At the risk of this column coming across more like the grumblings of a curmudgeonly great-uncle, for this week’s column I trepidatiously target the direction of my ire toward the broad subject of social media, and how it affects our youth.
To preface, I am not one of those “be free,” “get off the grid,” “stop counting favorites” types. I like getting likes. I’d even say I love getting them.
The buzz of uploading that good picture is real. You know, the one at just the right angle that makes you look like a real person, that people other than your loved ones would potentially find attractive. Having likes trickle in, then flood in, can be nectar to the soul. Ah, that dopamine rush.
That might seem shallow, but I’d argue it can be an effective form of self-love, as long as one’s self perception is buoyed by the likes received, and not determined by it.

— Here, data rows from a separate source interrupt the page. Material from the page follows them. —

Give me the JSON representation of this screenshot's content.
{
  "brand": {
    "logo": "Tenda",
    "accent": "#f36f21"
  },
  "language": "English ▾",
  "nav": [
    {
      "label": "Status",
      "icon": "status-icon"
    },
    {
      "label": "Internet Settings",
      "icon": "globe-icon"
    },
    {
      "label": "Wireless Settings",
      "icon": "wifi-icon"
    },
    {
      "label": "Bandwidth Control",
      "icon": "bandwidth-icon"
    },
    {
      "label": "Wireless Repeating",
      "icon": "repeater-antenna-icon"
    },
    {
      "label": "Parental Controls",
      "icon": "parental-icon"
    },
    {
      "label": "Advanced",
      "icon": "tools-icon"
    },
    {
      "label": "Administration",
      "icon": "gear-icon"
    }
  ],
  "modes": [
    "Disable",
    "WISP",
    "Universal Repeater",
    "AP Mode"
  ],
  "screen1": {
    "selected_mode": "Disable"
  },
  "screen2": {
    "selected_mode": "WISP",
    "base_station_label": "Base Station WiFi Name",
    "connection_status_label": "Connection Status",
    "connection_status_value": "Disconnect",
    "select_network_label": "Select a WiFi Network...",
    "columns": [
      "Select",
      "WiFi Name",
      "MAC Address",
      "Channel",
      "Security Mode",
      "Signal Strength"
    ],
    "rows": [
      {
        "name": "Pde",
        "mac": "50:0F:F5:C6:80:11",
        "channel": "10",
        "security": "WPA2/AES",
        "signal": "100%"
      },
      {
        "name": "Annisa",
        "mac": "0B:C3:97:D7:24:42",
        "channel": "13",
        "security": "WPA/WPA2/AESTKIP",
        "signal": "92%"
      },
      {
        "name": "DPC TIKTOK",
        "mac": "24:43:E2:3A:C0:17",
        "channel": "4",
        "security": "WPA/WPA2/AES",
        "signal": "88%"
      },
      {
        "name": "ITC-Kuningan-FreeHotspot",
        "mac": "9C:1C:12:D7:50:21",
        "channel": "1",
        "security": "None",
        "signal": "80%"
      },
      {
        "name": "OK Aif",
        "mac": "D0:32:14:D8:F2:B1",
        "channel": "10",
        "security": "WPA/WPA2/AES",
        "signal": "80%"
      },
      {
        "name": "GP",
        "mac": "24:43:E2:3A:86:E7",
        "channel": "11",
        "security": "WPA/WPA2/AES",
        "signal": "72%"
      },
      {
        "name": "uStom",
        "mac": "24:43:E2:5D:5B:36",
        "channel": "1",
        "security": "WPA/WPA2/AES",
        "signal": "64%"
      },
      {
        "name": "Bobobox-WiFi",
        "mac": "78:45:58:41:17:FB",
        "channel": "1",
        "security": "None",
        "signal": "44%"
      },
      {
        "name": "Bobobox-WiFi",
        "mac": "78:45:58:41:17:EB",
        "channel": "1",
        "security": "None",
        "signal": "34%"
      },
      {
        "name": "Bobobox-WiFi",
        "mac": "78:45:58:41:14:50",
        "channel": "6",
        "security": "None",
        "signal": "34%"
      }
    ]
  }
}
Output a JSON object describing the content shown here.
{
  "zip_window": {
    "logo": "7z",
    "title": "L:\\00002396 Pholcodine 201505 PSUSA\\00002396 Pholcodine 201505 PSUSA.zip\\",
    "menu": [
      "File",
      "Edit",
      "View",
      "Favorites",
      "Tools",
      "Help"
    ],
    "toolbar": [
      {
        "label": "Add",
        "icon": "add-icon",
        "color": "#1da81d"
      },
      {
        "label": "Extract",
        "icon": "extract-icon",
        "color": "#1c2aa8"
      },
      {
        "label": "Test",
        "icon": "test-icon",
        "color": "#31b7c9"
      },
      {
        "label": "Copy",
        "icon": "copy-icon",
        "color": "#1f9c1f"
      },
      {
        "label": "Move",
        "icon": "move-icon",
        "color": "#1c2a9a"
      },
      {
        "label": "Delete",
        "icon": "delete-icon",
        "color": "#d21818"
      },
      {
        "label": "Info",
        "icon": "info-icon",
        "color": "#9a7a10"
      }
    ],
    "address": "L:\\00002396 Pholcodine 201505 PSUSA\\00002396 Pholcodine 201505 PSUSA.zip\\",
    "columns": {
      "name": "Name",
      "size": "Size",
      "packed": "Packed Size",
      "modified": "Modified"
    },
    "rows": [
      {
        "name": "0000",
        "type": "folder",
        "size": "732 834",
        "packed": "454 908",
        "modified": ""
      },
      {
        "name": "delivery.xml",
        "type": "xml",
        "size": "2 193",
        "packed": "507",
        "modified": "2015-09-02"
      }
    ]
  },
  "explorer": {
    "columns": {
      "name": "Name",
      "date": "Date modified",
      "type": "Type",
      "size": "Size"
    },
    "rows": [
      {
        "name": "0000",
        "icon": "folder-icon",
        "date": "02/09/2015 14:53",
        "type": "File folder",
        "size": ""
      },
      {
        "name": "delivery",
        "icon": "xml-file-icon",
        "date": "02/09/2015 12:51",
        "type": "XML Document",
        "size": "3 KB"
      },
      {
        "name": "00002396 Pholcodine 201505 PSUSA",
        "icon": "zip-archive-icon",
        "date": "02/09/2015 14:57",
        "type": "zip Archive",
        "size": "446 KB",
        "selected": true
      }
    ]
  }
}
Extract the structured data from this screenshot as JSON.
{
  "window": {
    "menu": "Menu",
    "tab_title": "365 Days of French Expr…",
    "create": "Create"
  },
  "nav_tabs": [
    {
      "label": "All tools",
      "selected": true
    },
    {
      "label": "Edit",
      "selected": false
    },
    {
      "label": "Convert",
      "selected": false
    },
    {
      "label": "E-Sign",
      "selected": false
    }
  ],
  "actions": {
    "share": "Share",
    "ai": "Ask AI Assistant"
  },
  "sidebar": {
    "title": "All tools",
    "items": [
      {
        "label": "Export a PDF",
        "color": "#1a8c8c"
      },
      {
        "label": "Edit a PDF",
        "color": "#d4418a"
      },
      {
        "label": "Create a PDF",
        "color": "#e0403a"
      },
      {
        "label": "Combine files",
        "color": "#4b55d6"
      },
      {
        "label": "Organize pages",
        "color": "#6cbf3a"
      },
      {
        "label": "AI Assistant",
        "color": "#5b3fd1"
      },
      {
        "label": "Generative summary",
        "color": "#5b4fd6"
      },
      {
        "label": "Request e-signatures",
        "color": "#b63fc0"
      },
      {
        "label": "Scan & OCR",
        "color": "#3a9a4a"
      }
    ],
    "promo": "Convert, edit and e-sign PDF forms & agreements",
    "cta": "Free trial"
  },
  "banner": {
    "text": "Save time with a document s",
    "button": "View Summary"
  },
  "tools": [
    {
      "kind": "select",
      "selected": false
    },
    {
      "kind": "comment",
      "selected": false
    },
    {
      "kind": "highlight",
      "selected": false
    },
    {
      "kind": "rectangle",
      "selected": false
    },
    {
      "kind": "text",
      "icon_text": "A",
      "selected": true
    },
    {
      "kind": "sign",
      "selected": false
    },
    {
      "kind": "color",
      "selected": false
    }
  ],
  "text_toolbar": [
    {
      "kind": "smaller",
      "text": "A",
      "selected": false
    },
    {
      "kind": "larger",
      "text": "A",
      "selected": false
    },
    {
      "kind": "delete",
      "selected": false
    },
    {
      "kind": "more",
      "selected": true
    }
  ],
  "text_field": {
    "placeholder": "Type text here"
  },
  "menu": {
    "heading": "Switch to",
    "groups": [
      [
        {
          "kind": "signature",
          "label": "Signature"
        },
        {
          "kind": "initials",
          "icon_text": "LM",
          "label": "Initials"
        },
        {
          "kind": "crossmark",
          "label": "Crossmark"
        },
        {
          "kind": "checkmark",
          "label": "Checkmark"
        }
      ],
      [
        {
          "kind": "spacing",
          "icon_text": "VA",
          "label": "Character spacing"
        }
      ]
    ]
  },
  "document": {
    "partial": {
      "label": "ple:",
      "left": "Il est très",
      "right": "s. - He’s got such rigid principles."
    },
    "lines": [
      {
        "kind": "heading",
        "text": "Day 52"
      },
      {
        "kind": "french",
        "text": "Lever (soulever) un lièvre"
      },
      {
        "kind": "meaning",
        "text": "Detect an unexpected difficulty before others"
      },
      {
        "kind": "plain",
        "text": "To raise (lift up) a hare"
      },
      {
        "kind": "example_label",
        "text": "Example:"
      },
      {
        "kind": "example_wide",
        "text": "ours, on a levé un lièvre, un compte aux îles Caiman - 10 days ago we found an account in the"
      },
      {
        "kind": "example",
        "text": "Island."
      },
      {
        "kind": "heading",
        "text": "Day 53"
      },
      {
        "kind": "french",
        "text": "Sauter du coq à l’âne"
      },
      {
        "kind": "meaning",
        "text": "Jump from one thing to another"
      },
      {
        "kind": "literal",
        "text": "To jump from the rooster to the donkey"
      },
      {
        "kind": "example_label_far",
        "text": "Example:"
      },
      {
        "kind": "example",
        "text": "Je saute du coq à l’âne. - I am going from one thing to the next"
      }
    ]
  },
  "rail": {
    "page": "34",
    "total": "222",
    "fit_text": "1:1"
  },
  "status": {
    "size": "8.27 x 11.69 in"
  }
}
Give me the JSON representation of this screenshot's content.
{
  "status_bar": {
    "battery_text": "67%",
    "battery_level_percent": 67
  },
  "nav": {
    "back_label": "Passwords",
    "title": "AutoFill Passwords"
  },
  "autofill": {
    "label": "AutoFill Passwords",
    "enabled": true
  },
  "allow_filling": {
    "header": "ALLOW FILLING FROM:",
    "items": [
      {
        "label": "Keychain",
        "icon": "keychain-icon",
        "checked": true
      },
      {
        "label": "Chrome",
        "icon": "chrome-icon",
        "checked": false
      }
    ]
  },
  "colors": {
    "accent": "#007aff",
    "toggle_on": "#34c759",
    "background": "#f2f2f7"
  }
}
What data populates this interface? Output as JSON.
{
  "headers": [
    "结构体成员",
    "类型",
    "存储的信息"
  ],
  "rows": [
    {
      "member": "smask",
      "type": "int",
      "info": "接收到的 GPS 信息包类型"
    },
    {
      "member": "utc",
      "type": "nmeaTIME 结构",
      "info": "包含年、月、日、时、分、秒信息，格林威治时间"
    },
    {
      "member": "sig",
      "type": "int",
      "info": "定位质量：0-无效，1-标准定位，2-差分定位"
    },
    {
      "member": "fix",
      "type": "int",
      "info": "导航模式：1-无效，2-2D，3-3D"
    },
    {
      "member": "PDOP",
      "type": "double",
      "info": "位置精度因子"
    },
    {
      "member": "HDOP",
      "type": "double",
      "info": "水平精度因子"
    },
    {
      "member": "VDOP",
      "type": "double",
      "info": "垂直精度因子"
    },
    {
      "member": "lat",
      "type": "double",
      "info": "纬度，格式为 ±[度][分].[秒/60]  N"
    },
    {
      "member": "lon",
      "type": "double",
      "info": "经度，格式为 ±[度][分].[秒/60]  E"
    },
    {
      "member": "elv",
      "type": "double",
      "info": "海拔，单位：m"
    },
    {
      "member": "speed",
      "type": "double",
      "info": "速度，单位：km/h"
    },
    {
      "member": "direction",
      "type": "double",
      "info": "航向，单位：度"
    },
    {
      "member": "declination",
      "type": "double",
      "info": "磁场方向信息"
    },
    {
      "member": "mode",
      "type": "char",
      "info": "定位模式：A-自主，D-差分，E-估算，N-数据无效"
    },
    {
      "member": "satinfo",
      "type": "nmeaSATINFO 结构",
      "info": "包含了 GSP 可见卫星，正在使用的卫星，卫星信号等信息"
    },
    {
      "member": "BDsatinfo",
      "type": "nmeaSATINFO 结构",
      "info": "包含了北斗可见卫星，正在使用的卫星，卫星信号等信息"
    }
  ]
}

This is when “like” culture can be helpful, or even beautiful.
But when this very same phenomenon permeates the other realms of social media, the less surface-level ones, like politics, it can become dilutive or even harmful.
I’ll use a personal example again. Recently, I shared a link to an online petition that called for Ohio Gov. John Kasich to veto the “Heartbeat Bill,” that called for a ban on abortions after seven weeks. It was a short little post, with a nice quip that read, “@John Kasich, if you’re the ‘moderate conservative’ then fucking prove it.”
The post itself got more than a few likes, which was nice because it meant more people might’ve signed the petition, but what was weird about is that I also got that same satisfaction from those likes as if it was a profile picture I uploaded. This isn’t to say those likes had the same intention, but that they produced the same effect in my psyche.
This isn’t that bad in and of itself — people feel good when they do good. But when I received a follow-up email asking me to contact individual representatives about the Heartbeat bill I simply ignored it. While I knew I should help out by doing it, I felt the urge to simply ignore it, and that’s what I ended up doing.
Reflecting back on that process, I think the discrepancy between my knowledge that I should do something, and my urge to not do anything, stems back to that buzz I got from the likes.
When we are political on social media, we are rewarded by likes, which satisfies us. While the political, activist belief remains, the urge to act on it is dissipated by the likes we receive on social media.
This is unfortunate, because while social media activism is important, it cannot be compared to actually getting involved in real life — whether it be through protesting, making phone calls, making art or whatever form of activism resonates with one’s heart.
I’m sure there are people out there that can do both, but I know I can look back on my timeline and identify dozens of times when my social media actions had no real-life counterpart. And I don’t think I’m the only one.
This is unacceptable, and I need to do better to unify my armchair activism with real-life actions.